Ao deixar de cobrar as chamadas dívidas de pequeno valor, o governo eliminará cerca de 2,1 milhões de processos que hoje tramitam no Judiciário. Em consequência, a Justiça poderá concentrar seus esforços na cobrança de débitos de maior expressão.
A proposta foi apresentada na terça-feira pelo ministro da Fazenda, Guido Mantega, ao presidente Lula, e deverá ser encaminhada ao Congresso, em setembro, por meio de medida provisória.
O objetivo do governo é promover uma ampla ''limpeza'' no estoque total de créditos da União com o setor privado.

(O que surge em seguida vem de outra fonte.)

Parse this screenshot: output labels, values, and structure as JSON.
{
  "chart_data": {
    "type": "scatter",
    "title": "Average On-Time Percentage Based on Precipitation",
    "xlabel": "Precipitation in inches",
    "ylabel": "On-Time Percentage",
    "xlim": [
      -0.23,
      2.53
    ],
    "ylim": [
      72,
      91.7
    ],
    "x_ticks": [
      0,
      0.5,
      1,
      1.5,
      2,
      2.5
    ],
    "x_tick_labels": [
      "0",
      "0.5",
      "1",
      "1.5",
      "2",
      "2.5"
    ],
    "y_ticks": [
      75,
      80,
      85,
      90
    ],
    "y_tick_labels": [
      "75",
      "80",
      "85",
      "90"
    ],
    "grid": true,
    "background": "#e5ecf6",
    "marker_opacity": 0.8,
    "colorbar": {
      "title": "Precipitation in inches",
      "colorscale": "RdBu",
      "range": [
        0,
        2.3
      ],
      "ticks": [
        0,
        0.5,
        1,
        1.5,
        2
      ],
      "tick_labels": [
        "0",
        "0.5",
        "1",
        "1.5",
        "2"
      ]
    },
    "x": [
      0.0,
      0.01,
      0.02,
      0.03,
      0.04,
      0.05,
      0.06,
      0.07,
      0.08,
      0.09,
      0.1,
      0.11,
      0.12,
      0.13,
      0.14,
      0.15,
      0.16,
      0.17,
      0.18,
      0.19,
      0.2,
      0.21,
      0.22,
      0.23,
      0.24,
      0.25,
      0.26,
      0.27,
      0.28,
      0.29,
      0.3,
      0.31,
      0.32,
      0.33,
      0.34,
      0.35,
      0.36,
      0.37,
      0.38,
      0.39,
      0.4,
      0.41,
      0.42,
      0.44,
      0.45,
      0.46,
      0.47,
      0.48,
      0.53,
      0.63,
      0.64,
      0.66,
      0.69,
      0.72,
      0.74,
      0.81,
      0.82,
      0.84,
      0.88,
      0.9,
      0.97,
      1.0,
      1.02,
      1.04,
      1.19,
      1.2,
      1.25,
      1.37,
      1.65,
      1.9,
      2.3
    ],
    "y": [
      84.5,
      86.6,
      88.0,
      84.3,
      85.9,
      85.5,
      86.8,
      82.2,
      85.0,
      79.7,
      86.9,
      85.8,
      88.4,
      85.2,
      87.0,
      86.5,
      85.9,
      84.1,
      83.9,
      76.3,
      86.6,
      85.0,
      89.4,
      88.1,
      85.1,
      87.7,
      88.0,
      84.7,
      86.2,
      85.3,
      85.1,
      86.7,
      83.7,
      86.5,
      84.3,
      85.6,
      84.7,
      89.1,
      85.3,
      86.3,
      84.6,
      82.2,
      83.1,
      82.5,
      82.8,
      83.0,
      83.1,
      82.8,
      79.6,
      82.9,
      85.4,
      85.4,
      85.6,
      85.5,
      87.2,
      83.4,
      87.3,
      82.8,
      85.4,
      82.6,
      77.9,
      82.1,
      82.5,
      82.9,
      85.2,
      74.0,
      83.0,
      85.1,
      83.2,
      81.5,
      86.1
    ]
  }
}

Esses créditos são estimados pela Fazenda em R$ 1,3 trilhão, mas nesse valor estão incluídas muitas dívidas irrecuperáveis.
O próprio governo reconhece que o atual sistema de cobrança tributário é ineficiente, dada a morosidade do Judiciário. A duração média de um processo tributário no Brasil, segundo a Fazenda, é de 16 anos, sendo 4 na fase administrativa e 12 na judicial.
Segundo Clóvis Panzarini, consultor tributário e ex-coordenador tributário da Secretaria da Fazenda de São Paulo, ''o processo de cobrança de dívidas no Brasil é caro e moroso. Com isso, muitas vezes não vale a pena cobrar, pois o gasto para isso acaba sendo maior. A decisão da Fazenda vem para acelerar esse processo''.
O advogado Lázaro Rosa da Silva, consultor do Cenofisco (Centro de Orientação Fiscal), diz que as dívidas de pequeno valor são praticamente incobráveis por vários motivos: muitas empresas já fecharam, outras não têm condições de pagar, muitos contribuintes não são encontrados e muitos já morreram. Assim, ''o único meio que o governo tem para diminuir o número de processos é através da anistia''.
Gilberto Luiz do Amaral, advogado e presidente do IBPT (Instituto Brasileiro de Planejamento Tributário), diz que ''não compensa movimentar a máquina administrativa para cobrar dívidas de pequeno valor''. Com a anistia, segundo ele, ''o sistema de cobrança será direcionado para aquele devedor com débito maior e que tem condições de pagar''.
Os especialistas não vêem problemas, do ponto de vista legal, na concessão de anistia às pequenas dívidas. Mas ressaltam que isso acaba sendo um incentivo aos maus pagadores, ou seja, é um prêmio a quem não cumpriu em dia com suas obrigações tributárias.